This article is part of a larger series on Bookkeeping.
Designed by well-known criminologist Donald R. Cressey, the fraud triangle is a model for identifying the existence of fraud as exhibited in three risk factors: incentives, opportunities, and rationalization. It’s a guide for small business owners and managers to assess the possible areas in the business where fraud might exist.
In the accounting process, we don’t look at fraud as if we’re about to prosecute someone in court. Rather, we look at fraud in accounting as a causative factor that causes material misstatements in the accounting records and financial statements and how we can prevent it from happening.
1. Incentives or Pressures
Fraud may start when there are incentives at stake or pressures from the business owners. Examples of incentives include promotions, performance bonuses, salary increases, and fringe benefits. However, achieving certain performance goals and expectations is requisite before getting these incentives.
Employees who desperately want to receive incentives may resort to fraud if performance goals aren’t met. Aside from incentives, pressure from top management or business owners to perform or be disciplined can be a root cause of fraud.
For example, a sales manager might be under constant pressure from top management to exceed sales forecasts amid reluctant consumer buying behavior due to rising prices. Moreover, unrealistic management expectations or threats can be a source of pressure. Setting unrealistic goals that are hard to achieve can drive employees to commit fraud to save their jobs or prevent them from being demoted.
Business owners should set practical, realistic goals to keep employees motivated without applying undue pressure.
Opportunities to commit fraud exist when small business internal controls are non-existent or weak. There is an opportunity to commit fraud if an employee believes that they can override internal controls or take advantage of its weaknesses. The lack of owner participation can also contribute to an opportunity to commit fraud. If the business owner doesn’t actively participate in daily operations, such as approving large expenses and signing checks, employees with financial problems might see an opportunity to steal money from the business.
The lack of physical controls can also be an opportunity to commit fraud. For example, giving all employees access to the inventory storage unit gives rise to the opportunity to steal goods, especially if there are no security personnel or closed-caption TV (CCTV) cameras in place.
Small business owners are often shocked when their most trusted employee steals from them, but it’s often the most trusted employee that is given the most opportunity to steal.
3. Attitudes or Rationalization
The attitude of the small business owner or top management toward business operations and financial reporting is a risk factor. It is always the “tone at the top” that sets the company culture and ethics. If the owner brags about hiding income from the IRS, what effect might that have on the behavior of their employees?
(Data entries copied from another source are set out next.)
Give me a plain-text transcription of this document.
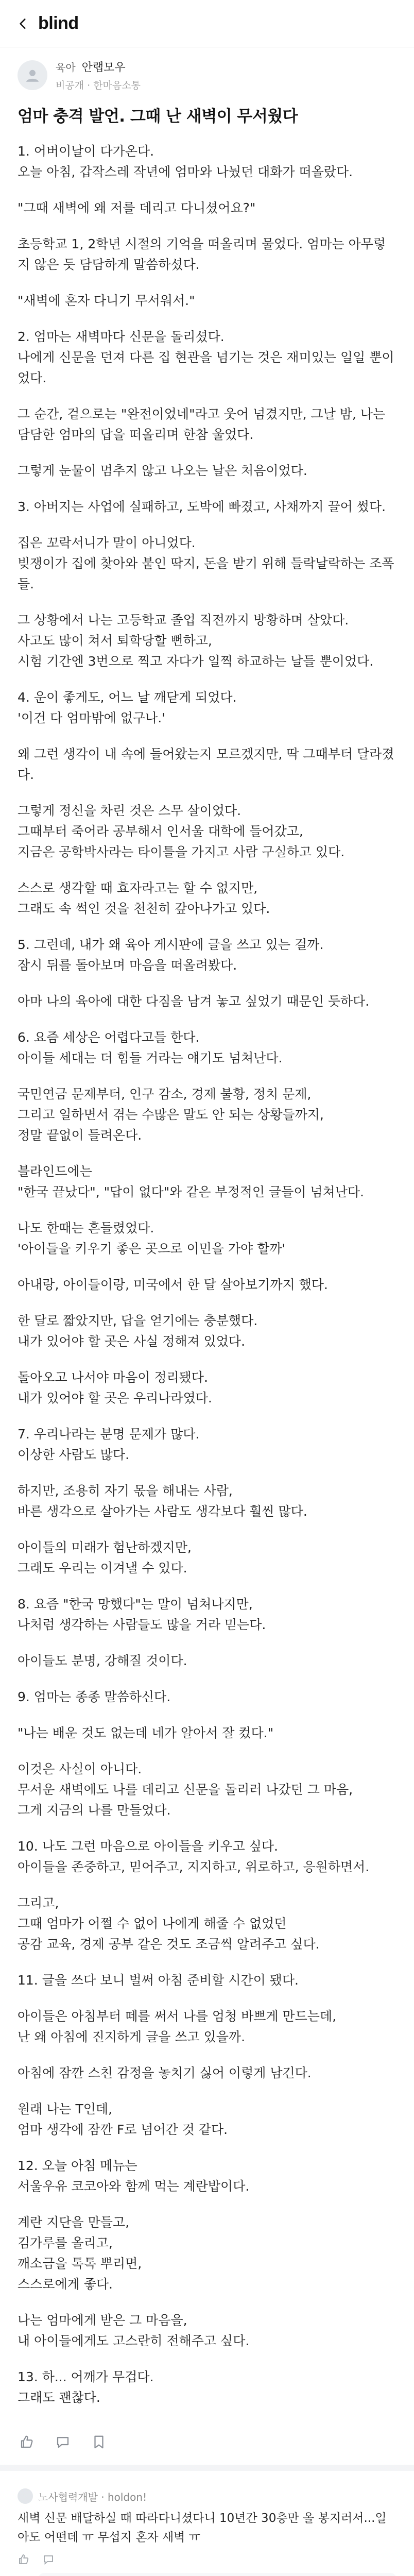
blind
육아 안랩모우
비공개 · 한마음소통
엄마 충격 발언. 그때 난 새벽이 무서웠다

1. 어버이날이 다가온다.
오늘 아침, 갑작스레 작년에 엄마와 나눴던 대화가 떠올랐다.

"그때 새벽에 왜 저를 데리고 다니셨어요?"

초등학교 1, 2학년 시절의 기억을 떠올리며 물었다. 엄마는 아무렇지 않은 듯 담담하게 말씀하셨다.

"새벽에 혼자 다니기 무서워서."

2. 엄마는 새벽마다 신문을 돌리셨다.
나에게 신문을 던져 다른 집 현관을 넘기는 것은 재미있는 일일 뿐이었다.

그 순간, 겉으로는 "완전이었네"라고 웃어 넘겼지만, 그날 밤, 나는 담담한 엄마의 답을 떠올리며 한참 울었다.

그렇게 눈물이 멈추지 않고 나오는 날은 처음이었다.

3. 아버지는 사업에 실패하고, 도박에 빠졌고, 사채까지 끌어 썼다.

집은 꼬락서니가 말이 아니었다.
빚쟁이가 집에 찾아와 붙인 딱지, 돈을 받기 위해 들락날락하는 조폭들.

그 상황에서 나는 고등학교 졸업 직전까지 방황하며 살았다.
사고도 많이 쳐서 퇴학당할 뻔하고,
시험 기간엔 3번으로 찍고 자다가 일찍 하교하는 날들 뿐이었다.

4. 운이 좋게도, 어느 날 깨닫게 되었다.
'이건 다 엄마밖에 없구나.'

왜 그런 생각이 내 속에 들어왔는지 모르겠지만, 딱 그때부터 달라졌다.

그렇게 정신을 차린 것은 스무 살이었다.
그때부터 죽어라 공부해서 인서울 대학에 들어갔고,
지금은 공학박사라는 타이틀을 가지고 사람 구실하고 있다.

스스로 생각할 때 효자라고는 할 수 없지만,
그래도 속 썩인 것을 천천히 갚아나가고 있다.

5. 그런데, 내가 왜 육아 게시판에 글을 쓰고 있는 걸까.
잠시 뒤를 돌아보며 마음을 떠올려봤다.

아마 나의 육아에 대한 다짐을 남겨 놓고 싶었기 때문인 듯하다.

6. 요즘 세상은 어렵다고들 한다.
아이들 세대는 더 힘들 거라는 얘기도 넘쳐난다.

국민연금 문제부터, 인구 감소, 경제 불황, 정치 문제,
그리고 일하면서 겪는 수많은 말도 안 되는 상황들까지,
정말 끝없이 들려온다.

블라인드에는
"한국 끝났다", "답이 없다"와 같은 부정적인 글들이 넘쳐난다.

나도 한때는 흔들렸었다.
'아이들을 키우기 좋은 곳으로 이민을 가야 할까'

아내랑, 아이들이랑, 미국에서 한 달 살아보기까지 했다.

한 달로 짧았지만, 답을 얻기에는 충분했다.
내가 있어야 할 곳은 사실 정해져 있었다.

돌아오고 나서야 마음이 정리됐다.
내가 있어야 할 곳은 우리나라였다.

7. 우리나라는 분명 문제가 많다.
이상한 사람도 많다.

하지만, 조용히 자기 몫을 해내는 사람,
바른 생각으로 살아가는 사람도 생각보다 훨씬 많다.

아이들의 미래가 험난하겠지만,
그래도 우리는 이겨낼 수 있다.

8. 요즘 "한국 망했다"는 말이 넘쳐나지만,
나처럼 생각하는 사람들도 많을 거라 믿는다.

아이들도 분명, 강해질 것이다.

9. 엄마는 종종 말씀하신다.

"나는 배운 것도 없는데 네가 알아서 잘 컸다."

이것은 사실이 아니다.
무서운 새벽에도 나를 데리고 신문을 돌리러 나갔던 그 마음,
그게 지금의 나를 만들었다.

10. 나도 그런 마음으로 아이들을 키우고 싶다.
아이들을 존중하고, 믿어주고, 지지하고, 위로하고, 응원하면서.

그리고,
그때 엄마가 어쩔 수 없어 나에게 해줄 수 없었던
공감 교육, 경제 공부 같은 것도 조금씩 알려주고 싶다.

11. 글을 쓰다 보니 벌써 아침 준비할 시간이 됐다.

아이들은 아침부터 떼를 써서 나를 엄청 바쁘게 만드는데,
난 왜 아침에 진지하게 글을 쓰고 있을까.

아침에 잠깐 스친 감정을 놓치기 싫어 이렇게 남긴다.

원래 나는 T인데,
엄마 생각에 잠깐 F로 넘어간 것 같다.

12. 오늘 아침 메뉴는
서울우유 코코아와 함께 먹는 계란밥이다.

계란 지단을 만들고,
김가루를 올리고,
깨소금을 톡톡 뿌리면,
스스로에게 좋다.

나는 엄마에게 받은 그 마음을,
내 아이들에게도 고스란히 전해주고 싶다.

13. 하... 어깨가 무겁다.
그래도 괜찮다.

노사협력개발 · holdon!
새벽 신문 배달하실 때 따라다니셨다니 10년간 30층만 올 봉지러서...일 아도 어떤데 ㅠ 무섭지 혼자 새벽 ㅠ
Hence, a business owner with unethical business practices should expect the same from their employees.
Besides attitudes, some employees try to rationalize fraud. The rationalization of fraud arises from inadequacies within the business or personal problems. For example, employees who steal money from the company often rationalize this act as a way of getting back at their employers for giving them low salaries. Moreover, an employee who is heavy in debt can use this reason to steal money.
“No one would know/see” is the common rationalization for fraud, especially if the employee is handling incompatible duties like recording payments in the accounting records and accepting cash from customers. Proper segregation of duties or active participation of the small business owner can eliminate possibilities of fraud only up to a certain extent. Since fraud is an act with an intention to conceal, collusions among employees with the same rationalizations to commit fraud can be hard to detect.
4. Kinds of Business Fraud
There are two types of business fraud applicable to every business, fraudulent financial reporting and misappropriation of assets. These can exist regardless of the business size and anywhere in the bookkeeping process.
1. Fraudulent Financial Reporting
Also known as financial statement fraud, fraudulent financial reporting involves the intentional manipulation of financial statement information through misstatements and omissions of information. Below are some of the precursors of fraudulent financial reporting using the fraud triangle model:
2. Misappropriation of Assets
Asset misappropriation involves theft and unauthorized use of company assets. Lower level employees can do it in small or immaterial amounts, but top management can also misappropriate assets in large amounts by concealing them. Here are some examples of asset misappropriation using the fraud triangle model:
Establishing a good internal control system can mitigate the risks of fraud, but only up to a certain level. Business owners and leaders should create a good working relationship and environment for employees to prevent them from resorting to fraudulent acts. Keeping employees happy and providing them with growth opportunities will help them align personal goals with business goals.